In a significant shift from the initial hesitance, universities across the globe are now embracing the integration of AI tools like ChatGPT into their academic curriculum. Rhode Island-based College Unbound administrator, Lance Eaton, who has been tracking the evolving stance of academia towards AI, noted a change from a ban-focused approach to one that encourages and instructs students on effectively utilizing these AI tools. Eaton’s continuously updated spreadsheet, widely discussed in popular AI-focused groups, provides an insight into how different universities and courses ranging from coding to sociology are adapting to the incorporation of AI in the classroom.
The growing use of AI tools like ChatGPT and Google’s Bard, which can generate original essays, stories, and song lyrics, has raised concerns about potential issues such as inaccuracies, cheating, and the spread of misinformation. However, experts believe that ignoring or discouraging the use of AI would be a disservice to students, leaving them ill-prepared for a workforce increasingly reliant on artificial intelligence. A study by Intelligent.com revealed that about 30% of college students used ChatGPT for schoolwork in the past academic year, emphasizing the tool’s growing significance in academia.
The Rise of AI in Education: Universities Embrace Generative AI Policies
Once, universities were rushing to ban artificial intelligence (AI) tools like ChatGPT. However, the tide is now turning, with many universities encouraging students to make the best use of these tools. According to Lance Eaton, an administrator at College Unbound, the shift from banning to embracing AI was noticeable last spring. Eaton has been tracking the change in AI policies at various universities through a spreadsheet, which he regularly shares in popular AI-focused groups such as Higher Ed Discussions of Writing and AI, and AI in Education.
Colleges Embrace AI Tools
Initially, the reaction towards AI was one of apprehension, but that has since changed. Universities are now teaching students how to best use AI tools, and the conversation has shifted to why it makes sense for students to use them. Eaton’s spreadsheet has provided valuable insights into how different courses, ranging from coding to sociology, are now embracing AI.

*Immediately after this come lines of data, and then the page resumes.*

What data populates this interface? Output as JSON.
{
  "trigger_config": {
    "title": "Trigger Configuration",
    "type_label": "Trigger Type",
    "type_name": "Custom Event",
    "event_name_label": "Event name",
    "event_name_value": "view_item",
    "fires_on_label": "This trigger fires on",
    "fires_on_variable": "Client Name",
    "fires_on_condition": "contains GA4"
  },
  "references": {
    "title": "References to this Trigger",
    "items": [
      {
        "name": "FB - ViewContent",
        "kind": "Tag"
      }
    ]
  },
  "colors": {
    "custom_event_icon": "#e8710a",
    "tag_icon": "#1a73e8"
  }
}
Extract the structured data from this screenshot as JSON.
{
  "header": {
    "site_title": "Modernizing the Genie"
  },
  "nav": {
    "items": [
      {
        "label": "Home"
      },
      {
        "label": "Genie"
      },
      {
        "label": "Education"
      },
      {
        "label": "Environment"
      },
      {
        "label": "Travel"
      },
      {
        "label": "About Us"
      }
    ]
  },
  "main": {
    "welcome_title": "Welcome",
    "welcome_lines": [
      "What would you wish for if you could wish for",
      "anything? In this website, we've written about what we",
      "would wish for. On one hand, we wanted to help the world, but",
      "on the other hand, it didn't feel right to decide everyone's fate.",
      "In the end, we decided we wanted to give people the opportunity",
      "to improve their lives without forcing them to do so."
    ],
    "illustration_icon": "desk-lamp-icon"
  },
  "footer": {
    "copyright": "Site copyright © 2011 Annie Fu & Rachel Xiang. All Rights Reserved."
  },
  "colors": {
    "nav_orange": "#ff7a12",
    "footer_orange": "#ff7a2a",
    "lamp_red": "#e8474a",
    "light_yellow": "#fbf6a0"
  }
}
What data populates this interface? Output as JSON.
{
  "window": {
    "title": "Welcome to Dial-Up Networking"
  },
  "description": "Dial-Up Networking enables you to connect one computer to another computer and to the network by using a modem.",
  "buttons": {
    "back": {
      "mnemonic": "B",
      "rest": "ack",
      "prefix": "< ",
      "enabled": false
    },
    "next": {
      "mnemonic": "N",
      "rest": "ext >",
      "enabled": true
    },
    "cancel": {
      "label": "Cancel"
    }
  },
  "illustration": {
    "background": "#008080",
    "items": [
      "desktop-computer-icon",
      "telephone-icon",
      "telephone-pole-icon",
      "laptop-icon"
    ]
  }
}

As AI continues to grow in importance, ignoring or discouraging its use is seen as a disservice to students. Tools like ChatGPT and Google’s Bard have been used to generate original essays, stories, and song lyrics. These tools have even drafted research paper abstracts that have fooled scientists and passed exams at esteemed universities.
Students Already Using AI
Recent studies suggest that around 30% of college students used ChatGPT for their schoolwork in the past academic year, with its use being most prevalent in English classes. Jules White, an associate professor of computer science at Vanderbilt University, believes that the use of AI should be explicitly stated in the course syllabus. He insists that "it cannot be ignored" and that students, faculty, and alumni need to become AI experts as it will be transformative across every industry.
Vanderbilt is among the pioneers in supporting generative AI, offering university-wide training and workshops to faculty and students. White’s three-week 18-hour online course was taken by over 90,000 students, and his paper on “prompt engineering” best practices is routinely cited among academics.
The Shift Toward AI in the Classroom
AI is not just for computer science; it’s finding its way into other areas of study as well. Diane Gayeski, a professor of communications at Ithaca College, plans to incorporate tools like ChatGPT in her curriculum. She has used these tools to help students come up with interview questions for assignments, write social media posts, and critique the output based on the prompts given.
Moreover, some schools are even hiring outside experts to teach faculty and students about how to use AI tools. Tyler Tarver, a former high school principal who now teaches tech tool strategies, has given over 50 speeches at schools and conferences across Texas, Arkansas, and Illinois in the past few months. He believes that even if teachers never use AI, their students will, and therefore they need to understand it.
The shift towards AI in education is apparent, and the trend suggests its use will only grow in the coming years. While there are valid concerns around cheating and accuracy, the potential benefits far outweigh these. AI has the potential to revolutionize education, making it more engaging, interactive, and efficient. Ultimately, embracing AI in education is about preparing students for a world where AI is ubiquitous. As Tarver aptly puts it, "You don’t want to be the last person in the horse and buggy."